Scratch a speechwriter and you'll find a newspaper reader.
That thought occurred to me after Amazon.com founder and CEO Jeff Bezos bought The Washington Post, stunning and scaring the media world.
The news took me back to age 10, when I got a job delivering the Harrisburg (Pennsylvania) Patriot and Evening News. It was the most important moment of my youth. The second-most important was when I bought my first Mad magazine, but I digress.
It was an afternoon paper -- remember those? -- with weekend morning editions. I would wake up early with my dad to put those Sunday supplements together on the redwood bench on our carport. Everything from Elvis's death to Princess Diana's wedding passed through my ink-smudged shoulder-slung gray canvas bag.
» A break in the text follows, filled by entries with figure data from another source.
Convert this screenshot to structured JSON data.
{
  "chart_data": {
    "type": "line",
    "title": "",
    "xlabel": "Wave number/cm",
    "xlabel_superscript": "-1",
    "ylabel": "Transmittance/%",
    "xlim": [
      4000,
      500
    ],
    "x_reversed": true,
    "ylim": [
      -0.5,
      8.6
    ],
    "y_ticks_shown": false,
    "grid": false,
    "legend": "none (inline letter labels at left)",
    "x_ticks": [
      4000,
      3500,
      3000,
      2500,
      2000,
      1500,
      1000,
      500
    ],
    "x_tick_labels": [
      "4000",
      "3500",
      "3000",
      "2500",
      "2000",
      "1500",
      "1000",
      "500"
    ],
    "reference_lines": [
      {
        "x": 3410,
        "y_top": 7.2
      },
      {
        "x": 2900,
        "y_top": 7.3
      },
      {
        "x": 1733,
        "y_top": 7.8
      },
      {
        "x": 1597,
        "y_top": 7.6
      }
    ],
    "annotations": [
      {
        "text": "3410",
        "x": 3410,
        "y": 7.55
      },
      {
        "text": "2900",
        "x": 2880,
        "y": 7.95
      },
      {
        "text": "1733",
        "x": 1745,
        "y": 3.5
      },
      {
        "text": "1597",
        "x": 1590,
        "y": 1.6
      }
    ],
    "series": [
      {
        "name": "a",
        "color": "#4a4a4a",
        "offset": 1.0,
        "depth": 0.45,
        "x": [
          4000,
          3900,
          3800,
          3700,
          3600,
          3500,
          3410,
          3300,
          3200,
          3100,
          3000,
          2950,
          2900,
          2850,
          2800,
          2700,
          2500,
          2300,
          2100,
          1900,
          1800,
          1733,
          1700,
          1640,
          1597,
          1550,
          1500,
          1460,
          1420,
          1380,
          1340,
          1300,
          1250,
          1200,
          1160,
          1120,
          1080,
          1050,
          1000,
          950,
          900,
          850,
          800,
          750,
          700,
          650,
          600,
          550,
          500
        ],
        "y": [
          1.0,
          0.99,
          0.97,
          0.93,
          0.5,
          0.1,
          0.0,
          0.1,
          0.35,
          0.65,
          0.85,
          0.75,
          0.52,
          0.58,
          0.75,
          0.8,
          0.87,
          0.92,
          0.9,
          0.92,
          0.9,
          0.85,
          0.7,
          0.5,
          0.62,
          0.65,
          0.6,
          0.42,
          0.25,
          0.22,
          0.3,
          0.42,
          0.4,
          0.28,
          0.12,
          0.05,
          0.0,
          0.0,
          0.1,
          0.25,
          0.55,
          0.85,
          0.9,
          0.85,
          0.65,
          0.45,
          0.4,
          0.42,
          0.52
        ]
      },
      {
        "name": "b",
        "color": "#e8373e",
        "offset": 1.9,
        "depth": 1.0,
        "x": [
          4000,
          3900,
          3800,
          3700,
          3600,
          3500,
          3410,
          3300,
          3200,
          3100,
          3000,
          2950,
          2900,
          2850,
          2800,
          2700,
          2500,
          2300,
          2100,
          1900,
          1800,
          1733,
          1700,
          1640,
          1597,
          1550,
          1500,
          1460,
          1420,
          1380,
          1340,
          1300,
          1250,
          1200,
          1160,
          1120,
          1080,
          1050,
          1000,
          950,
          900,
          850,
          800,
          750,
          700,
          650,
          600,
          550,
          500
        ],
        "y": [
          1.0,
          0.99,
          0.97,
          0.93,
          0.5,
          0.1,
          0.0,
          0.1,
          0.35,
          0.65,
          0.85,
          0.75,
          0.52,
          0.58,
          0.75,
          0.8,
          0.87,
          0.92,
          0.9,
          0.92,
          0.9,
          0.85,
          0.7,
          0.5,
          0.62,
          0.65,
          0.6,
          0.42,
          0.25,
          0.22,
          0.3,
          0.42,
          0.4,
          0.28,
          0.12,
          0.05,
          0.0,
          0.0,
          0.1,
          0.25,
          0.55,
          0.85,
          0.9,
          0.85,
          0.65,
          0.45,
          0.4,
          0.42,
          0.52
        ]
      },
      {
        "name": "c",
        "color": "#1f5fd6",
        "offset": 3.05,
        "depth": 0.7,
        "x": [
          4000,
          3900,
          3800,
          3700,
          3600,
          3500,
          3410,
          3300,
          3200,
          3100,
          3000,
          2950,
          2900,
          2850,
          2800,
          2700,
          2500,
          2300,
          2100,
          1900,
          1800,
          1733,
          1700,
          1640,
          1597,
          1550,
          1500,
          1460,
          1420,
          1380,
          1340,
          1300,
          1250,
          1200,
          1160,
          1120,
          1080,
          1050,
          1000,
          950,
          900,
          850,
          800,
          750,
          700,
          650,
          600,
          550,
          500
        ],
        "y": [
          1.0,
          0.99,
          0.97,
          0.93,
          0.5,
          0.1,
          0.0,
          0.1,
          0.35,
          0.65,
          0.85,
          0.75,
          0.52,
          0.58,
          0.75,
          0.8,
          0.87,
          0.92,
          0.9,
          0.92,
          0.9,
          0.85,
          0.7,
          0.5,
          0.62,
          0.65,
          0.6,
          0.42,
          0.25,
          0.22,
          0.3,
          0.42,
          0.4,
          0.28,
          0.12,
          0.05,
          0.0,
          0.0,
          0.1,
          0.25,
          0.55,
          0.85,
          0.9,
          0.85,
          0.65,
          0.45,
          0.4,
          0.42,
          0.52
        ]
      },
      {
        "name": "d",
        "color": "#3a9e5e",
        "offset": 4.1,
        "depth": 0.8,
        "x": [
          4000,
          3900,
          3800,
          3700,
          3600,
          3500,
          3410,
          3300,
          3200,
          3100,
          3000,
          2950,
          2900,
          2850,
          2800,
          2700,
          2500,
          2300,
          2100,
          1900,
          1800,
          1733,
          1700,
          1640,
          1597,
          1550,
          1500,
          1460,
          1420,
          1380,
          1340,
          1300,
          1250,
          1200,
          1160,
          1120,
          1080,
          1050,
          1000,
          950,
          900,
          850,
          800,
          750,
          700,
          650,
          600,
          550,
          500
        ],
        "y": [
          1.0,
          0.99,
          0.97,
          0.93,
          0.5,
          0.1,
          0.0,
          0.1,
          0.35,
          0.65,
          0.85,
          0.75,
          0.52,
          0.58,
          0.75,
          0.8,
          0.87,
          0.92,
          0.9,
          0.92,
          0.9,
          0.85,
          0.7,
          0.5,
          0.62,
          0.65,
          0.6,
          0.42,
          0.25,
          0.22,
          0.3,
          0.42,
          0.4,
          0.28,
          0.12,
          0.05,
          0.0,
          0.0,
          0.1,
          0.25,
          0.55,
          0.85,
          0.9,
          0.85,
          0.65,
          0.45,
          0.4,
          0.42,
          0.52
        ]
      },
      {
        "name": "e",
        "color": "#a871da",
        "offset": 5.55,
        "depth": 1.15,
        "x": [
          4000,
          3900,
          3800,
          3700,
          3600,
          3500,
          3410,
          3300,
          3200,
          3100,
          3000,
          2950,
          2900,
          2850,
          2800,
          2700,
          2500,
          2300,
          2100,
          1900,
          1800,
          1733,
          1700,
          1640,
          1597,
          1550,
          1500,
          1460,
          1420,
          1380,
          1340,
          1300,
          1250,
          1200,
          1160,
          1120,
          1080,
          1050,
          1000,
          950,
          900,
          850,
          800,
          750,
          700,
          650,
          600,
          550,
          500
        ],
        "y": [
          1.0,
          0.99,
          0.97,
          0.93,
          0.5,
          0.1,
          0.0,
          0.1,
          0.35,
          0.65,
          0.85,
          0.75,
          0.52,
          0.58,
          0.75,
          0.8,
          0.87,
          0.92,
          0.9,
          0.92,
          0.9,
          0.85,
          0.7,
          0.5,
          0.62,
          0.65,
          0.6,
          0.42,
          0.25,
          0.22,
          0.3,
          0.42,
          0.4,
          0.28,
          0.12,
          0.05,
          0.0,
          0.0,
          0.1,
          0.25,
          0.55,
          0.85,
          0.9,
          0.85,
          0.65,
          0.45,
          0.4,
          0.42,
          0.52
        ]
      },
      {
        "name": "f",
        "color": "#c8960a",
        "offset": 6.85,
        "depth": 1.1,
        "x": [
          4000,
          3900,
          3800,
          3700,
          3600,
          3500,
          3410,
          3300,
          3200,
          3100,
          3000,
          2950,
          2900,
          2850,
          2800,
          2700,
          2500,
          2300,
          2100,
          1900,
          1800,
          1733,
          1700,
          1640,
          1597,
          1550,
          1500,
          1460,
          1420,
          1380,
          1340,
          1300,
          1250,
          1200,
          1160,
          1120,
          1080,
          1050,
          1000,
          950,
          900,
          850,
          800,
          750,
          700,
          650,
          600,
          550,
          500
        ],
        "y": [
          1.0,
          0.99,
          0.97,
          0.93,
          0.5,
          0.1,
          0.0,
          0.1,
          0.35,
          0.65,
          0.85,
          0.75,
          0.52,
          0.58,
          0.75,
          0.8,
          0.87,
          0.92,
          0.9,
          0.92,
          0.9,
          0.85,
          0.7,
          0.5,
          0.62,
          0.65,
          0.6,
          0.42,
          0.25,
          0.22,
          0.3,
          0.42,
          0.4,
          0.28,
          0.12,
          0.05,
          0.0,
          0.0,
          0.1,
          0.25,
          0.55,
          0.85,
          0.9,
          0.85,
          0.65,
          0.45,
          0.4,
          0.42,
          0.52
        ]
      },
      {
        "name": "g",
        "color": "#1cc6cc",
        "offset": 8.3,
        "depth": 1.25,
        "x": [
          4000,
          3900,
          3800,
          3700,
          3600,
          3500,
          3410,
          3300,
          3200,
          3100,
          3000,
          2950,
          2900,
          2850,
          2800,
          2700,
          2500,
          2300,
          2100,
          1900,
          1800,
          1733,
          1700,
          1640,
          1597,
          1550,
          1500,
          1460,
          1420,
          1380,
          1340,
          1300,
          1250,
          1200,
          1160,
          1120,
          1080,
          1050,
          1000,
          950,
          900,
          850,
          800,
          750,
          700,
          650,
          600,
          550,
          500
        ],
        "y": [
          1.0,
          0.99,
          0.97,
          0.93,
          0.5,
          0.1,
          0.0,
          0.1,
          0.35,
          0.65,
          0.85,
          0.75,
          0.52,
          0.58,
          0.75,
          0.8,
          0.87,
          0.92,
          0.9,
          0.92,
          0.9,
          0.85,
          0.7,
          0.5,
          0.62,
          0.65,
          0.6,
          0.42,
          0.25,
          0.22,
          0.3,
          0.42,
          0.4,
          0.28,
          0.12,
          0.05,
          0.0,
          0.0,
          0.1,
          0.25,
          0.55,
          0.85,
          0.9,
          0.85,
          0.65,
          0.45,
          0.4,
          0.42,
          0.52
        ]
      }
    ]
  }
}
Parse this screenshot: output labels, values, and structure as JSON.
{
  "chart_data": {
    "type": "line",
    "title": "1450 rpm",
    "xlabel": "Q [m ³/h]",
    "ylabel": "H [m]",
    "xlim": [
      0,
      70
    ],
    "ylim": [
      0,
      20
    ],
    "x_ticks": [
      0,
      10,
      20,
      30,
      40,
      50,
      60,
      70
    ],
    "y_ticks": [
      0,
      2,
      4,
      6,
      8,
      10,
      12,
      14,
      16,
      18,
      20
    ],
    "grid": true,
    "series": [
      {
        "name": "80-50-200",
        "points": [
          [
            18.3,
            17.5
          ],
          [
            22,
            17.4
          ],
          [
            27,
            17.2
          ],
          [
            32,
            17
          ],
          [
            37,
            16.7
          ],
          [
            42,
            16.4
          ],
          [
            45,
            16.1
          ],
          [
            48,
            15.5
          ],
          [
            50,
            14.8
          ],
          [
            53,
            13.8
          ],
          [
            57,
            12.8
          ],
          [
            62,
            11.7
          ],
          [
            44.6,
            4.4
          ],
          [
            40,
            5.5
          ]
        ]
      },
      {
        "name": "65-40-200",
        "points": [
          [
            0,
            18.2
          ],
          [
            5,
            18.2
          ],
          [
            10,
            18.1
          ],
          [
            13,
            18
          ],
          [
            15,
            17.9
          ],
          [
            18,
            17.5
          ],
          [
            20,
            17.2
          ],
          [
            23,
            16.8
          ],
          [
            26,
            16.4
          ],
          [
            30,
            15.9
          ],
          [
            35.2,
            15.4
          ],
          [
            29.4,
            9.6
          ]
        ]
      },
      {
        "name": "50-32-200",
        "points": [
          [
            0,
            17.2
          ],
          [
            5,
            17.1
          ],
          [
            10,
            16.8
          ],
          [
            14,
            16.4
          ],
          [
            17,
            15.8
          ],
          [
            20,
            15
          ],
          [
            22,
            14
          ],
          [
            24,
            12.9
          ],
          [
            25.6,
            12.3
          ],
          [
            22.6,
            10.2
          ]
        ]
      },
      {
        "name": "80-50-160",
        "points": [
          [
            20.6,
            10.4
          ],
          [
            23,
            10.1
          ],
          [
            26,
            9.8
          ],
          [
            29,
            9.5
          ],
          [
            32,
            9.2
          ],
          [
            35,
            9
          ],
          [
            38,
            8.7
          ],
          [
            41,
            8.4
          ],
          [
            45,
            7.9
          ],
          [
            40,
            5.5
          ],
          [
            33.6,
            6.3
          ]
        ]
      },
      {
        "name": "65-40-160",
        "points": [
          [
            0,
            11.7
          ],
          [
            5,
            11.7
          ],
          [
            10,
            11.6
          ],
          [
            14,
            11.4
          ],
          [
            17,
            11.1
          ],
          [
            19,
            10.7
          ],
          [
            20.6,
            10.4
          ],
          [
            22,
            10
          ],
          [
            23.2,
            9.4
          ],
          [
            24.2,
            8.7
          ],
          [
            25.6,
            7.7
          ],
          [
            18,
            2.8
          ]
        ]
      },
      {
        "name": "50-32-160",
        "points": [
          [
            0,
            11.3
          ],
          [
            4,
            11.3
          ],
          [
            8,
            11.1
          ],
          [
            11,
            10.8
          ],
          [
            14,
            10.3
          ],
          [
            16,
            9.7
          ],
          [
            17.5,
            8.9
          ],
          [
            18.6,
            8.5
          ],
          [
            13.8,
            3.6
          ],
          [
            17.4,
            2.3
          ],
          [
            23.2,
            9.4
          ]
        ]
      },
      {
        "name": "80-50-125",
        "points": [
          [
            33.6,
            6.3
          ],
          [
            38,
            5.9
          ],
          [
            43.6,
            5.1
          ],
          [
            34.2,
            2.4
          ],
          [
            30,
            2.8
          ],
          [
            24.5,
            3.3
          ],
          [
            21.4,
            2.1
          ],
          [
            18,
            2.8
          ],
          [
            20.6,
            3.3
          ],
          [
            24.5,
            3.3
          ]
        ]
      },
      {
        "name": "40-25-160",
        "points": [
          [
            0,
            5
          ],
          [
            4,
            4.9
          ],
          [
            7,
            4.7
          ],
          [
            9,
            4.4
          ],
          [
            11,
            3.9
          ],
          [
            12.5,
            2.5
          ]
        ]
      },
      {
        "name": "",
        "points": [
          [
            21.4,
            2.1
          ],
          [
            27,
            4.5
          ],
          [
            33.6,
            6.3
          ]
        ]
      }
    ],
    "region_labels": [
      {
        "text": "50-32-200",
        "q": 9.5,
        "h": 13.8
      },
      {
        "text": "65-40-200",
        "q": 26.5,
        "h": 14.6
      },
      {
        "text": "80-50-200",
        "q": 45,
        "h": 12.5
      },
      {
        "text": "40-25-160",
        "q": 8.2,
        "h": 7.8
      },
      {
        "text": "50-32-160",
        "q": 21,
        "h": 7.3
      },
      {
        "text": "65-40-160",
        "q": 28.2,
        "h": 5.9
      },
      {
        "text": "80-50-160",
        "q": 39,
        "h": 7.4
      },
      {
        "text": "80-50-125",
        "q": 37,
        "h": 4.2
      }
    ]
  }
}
Sure, I learned about work and commitment and money. Above all, I read. And I learned. The newspaper gave me nosebleed seats to world history, from the Carter malaise through the Reagan recovery. Great opinion voices like Mike Royko and George Will and Georgie Anne Geyer and Molly Ivins taught me how the world worked. When the Three Mile Island accident closed our school, I simply got off the bus, walked to my corner by the 7-Eleven, snipped the white plastic cord, and loaded my bag with the news.
Later, in college, newspapers would steer me toward a career in politics. They would hone my sense of humor thanks to legends like Dave Barry and Berkeley Breathed. And they would teach me how to report and write my own bylined stories as a sleepy summer intern for the now-forgotten Washington Inquirer.
After serving on the Bush-Quayle presidential campaign in 1988, I interviewed for a position in the White House Press Office. My future boss asked my former boss if I was a news junkie. "Well, I don't know," he said, "but every time he picked me up for work he was reading The Washington Post while he drove."
I smile when I remember the nights I would arrive at the Post building on 15th, pop a quarter in the machine, pull out the bulldog edition, and walk across Lafayette Park to summarize the news for the president. In the wee hours I would sift through a dozen newspapers and yards of wire copy (AP, UPI, Reuters, Knight-Ridder) to make my 6:00 a.m. deadline. If I missed by even five minutes I would face the specter of an impeccably dressed Ed Rogers, deputy to the chief of staff, reading his own copy of the Post, looking at his watch and shaking his head.
The habit of reading newspapers lasts a lifetime, even if the newspapers do not. The afternoon edition of my hometown paper folded years ago. The Patriot-News, which broke the Jerry Sandusky story, now publishes three times a week. Tweens carrying canvas bags have been replaced by middle-aged men dumping papers off trucks.
The Washington Post has shed nearly 40 percent of its daily print readers since 2000. And yet people like me read more than ever. It's just in a different format.
The death of the newspaper had been predicted before. Many people felt that TV would do it in. The year that All the President's Men lionized Woodward, Bernstein, and Bradlee of the Post, another movie, Network, satirized a boob tube-blighted future where suicidal kooks would lead us to ruin.
Funny that another electronic box, one known at the time for printing paychecks and playing Pong, would do the deed. Massive masthead mastodons now stumble to keep up with fleet basement bloggers. Internet publications like Politico create most of the buzz in this town; just read This Town. Hell, this piece took only an hour to write, because I looked up the facts online.
But a newspaper remains, to this moment, the single best way you can spend a quarter (okay, 75 cents, shut up). Much better than spending it on those video games I once played at the 7-Eleven, but I digress again.
As the Post changed hands to a computer king, its ink-stained wretches, past and present, shed a virtual tear. Although I never worked in its newsroom, one of those ink-stained wretches was me.